GLITCHES
En 2021, alors que le débat public portait une attention accrue aux manipulations génétiques et aux technologies de l’ARNm, j’ai voulu établir une correspondance métaphorique entre deux systèmes de codage fondamentaux :
le génome humain, qui détermine les traits et formes d’un visage, et le code informatique d’une image numérique, qui restitue une fraction de réel captée par un capteur. Jusqu’où peut-on intervenir sur l’un et l’autre sans dénaturer ce qu’ils représentent ? Où se situe le seuil où l’identité se dissout ?

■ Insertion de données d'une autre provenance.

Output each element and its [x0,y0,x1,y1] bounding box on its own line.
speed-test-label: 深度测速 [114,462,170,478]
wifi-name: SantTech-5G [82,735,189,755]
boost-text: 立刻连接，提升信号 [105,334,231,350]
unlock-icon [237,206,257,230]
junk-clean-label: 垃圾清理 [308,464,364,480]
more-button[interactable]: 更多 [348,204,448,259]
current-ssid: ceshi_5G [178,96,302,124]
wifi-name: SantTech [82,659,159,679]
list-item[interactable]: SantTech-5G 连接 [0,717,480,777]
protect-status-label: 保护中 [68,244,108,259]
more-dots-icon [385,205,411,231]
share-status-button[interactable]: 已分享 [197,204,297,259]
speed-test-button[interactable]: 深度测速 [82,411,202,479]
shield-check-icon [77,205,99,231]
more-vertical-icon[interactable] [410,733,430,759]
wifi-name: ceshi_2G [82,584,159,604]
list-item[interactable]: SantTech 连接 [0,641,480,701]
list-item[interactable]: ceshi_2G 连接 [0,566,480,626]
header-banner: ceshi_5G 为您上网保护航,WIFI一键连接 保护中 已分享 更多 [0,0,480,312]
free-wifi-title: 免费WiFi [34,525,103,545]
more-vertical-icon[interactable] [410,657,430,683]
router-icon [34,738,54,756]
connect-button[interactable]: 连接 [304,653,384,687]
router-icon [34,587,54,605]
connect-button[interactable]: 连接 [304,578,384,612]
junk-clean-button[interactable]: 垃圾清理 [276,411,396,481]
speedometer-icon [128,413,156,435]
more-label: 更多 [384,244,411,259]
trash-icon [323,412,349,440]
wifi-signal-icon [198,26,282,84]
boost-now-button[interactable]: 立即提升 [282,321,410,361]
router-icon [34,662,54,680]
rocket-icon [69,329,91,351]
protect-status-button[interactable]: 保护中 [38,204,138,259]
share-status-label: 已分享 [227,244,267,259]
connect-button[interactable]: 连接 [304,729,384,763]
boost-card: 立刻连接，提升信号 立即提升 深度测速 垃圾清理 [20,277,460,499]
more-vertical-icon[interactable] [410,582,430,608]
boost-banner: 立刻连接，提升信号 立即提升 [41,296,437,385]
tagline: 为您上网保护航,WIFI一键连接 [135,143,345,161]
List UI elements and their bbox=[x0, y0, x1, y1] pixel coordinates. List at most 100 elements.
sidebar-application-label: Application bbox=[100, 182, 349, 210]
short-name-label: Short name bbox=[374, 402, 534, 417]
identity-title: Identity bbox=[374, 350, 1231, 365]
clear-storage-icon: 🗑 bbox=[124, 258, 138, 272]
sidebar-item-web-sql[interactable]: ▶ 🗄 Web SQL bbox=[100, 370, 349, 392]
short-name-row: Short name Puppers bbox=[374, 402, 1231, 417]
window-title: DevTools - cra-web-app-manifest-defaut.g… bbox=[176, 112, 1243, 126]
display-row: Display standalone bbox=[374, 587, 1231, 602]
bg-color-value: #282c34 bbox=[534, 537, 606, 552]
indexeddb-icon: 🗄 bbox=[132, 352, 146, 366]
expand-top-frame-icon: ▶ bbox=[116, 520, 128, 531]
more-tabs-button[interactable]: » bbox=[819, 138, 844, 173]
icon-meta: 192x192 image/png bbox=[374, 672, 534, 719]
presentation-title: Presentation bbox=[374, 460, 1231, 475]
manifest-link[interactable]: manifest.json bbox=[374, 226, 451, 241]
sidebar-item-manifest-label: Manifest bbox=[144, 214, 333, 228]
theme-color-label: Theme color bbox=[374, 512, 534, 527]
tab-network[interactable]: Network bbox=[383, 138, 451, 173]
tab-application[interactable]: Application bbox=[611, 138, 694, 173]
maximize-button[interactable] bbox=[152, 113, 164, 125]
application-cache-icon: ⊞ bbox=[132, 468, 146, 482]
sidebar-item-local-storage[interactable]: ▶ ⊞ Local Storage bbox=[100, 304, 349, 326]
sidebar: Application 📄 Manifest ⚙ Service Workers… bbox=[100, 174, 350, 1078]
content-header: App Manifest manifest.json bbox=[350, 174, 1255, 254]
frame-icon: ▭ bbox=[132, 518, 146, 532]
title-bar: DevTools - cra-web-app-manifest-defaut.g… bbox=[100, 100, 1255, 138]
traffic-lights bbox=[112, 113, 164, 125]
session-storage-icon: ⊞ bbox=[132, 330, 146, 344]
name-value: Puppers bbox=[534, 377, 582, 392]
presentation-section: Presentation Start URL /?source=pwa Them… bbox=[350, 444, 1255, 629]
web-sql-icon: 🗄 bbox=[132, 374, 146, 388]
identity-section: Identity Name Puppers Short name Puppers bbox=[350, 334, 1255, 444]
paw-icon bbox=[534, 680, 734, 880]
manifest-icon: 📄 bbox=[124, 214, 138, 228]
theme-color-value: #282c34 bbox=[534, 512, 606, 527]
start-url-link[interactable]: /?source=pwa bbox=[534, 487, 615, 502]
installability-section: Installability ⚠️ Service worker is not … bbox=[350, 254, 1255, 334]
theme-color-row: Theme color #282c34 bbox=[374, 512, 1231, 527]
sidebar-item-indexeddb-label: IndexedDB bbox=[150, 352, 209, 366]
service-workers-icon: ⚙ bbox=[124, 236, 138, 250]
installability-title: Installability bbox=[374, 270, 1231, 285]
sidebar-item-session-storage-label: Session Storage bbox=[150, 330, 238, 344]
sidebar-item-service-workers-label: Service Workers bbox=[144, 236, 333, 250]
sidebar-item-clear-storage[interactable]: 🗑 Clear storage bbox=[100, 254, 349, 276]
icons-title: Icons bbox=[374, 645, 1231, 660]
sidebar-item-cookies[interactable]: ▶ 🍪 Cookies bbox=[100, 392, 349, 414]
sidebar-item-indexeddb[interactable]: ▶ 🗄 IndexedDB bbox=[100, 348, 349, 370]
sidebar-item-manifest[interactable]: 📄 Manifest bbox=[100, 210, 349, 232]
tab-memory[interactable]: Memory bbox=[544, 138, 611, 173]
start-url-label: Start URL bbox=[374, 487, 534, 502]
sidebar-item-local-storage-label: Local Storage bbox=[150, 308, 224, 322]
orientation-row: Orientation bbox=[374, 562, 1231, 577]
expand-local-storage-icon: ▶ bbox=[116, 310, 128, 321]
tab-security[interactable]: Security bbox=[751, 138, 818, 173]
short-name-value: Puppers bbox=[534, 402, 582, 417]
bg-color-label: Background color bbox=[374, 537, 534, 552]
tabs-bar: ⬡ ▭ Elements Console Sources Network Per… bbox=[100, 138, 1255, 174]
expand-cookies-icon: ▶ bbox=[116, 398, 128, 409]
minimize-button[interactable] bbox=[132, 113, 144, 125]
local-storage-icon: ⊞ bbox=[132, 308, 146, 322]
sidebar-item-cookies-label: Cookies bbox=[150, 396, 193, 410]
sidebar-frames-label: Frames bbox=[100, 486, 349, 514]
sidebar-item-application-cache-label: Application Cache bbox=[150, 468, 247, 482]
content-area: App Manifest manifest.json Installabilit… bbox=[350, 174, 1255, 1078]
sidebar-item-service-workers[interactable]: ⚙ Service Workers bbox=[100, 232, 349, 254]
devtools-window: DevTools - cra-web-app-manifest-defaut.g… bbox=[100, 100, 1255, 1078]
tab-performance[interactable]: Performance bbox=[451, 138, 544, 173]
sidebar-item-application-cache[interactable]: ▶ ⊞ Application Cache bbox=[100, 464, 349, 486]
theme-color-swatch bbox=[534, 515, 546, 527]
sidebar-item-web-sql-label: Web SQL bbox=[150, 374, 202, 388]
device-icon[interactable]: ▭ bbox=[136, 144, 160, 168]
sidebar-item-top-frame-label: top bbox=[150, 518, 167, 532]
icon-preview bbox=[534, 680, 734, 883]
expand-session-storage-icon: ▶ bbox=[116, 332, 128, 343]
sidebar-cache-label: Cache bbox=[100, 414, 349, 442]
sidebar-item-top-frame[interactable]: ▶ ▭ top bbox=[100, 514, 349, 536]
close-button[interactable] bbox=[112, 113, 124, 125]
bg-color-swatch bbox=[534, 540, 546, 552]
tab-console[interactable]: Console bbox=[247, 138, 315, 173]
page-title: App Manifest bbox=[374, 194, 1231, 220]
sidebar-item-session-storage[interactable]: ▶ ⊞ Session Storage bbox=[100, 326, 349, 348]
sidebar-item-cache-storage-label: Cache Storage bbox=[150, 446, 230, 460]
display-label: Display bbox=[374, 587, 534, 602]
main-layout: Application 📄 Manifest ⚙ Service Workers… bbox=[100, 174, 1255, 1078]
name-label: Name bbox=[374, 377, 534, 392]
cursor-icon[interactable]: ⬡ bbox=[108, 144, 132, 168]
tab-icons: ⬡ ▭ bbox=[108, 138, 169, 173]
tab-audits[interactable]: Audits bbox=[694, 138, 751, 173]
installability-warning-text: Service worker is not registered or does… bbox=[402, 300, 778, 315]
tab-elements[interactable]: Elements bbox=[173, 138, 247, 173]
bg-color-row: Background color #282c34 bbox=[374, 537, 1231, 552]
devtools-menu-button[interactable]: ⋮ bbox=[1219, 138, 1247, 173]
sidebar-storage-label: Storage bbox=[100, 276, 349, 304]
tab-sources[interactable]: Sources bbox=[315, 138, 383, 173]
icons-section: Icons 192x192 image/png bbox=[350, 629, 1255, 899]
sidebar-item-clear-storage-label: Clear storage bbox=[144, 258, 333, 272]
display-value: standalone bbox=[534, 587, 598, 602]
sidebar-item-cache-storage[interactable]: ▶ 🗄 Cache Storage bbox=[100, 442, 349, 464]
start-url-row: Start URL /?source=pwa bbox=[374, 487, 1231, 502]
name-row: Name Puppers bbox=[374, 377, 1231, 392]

Pour explorer cette question, j’ai d’abord “glitché” des images issues de ma série Auto-portrait déployé, en introduisant aléatoirement des bugs dans les fichiers sources et en déplaçant des segments de code. Dans un second temps, j’ai ouvert ces fichiers dans un logiciel de traitement du son (Audacity) pour leur appliquer des effets conçus pour l’audio : boucles, filtrages, réverbérations, échos. À chaque étape, le fichier se transforme : il garde une apparence de visage, tout en devenant autre. Enfin, une intelligence artificielle a généré un visage entièrement artificiel que j’ai greffé sur un autoportrait, créant une chimère hybride — ni tout à fait humaine, ni tout à fait simulée — et interrogeant notre capacité à distinguer l’origine première d’une forme.
Ce travail pose la question du réel en tant que système de codes manipulables. À mesure que les perturbations s’intensifient, l’image perd sa structure reconnaissable : elle passe de l’identifiable à l’indéterminé. Cette dégradation contrôlée renvoie à des expérimentations qui ont lieu dans les laboratoires de génétique, où des modifications infimes peuvent engendrer des mutations profondes. Les images produites ne sont pas des illustrations de ce processus scientifique, mais des indices visuels : elles suggèrent que l’identité — biologique ou visuelle — est fragile et toujours en devenir, qu’elle repose sur des systèmes de représentation vulnérables.
Glitches n’est pas une démonstration technique, mais une exploration métaphorique des zones de trouble entre réel et artifice, entre structure et désordre, entre le donné et le possible.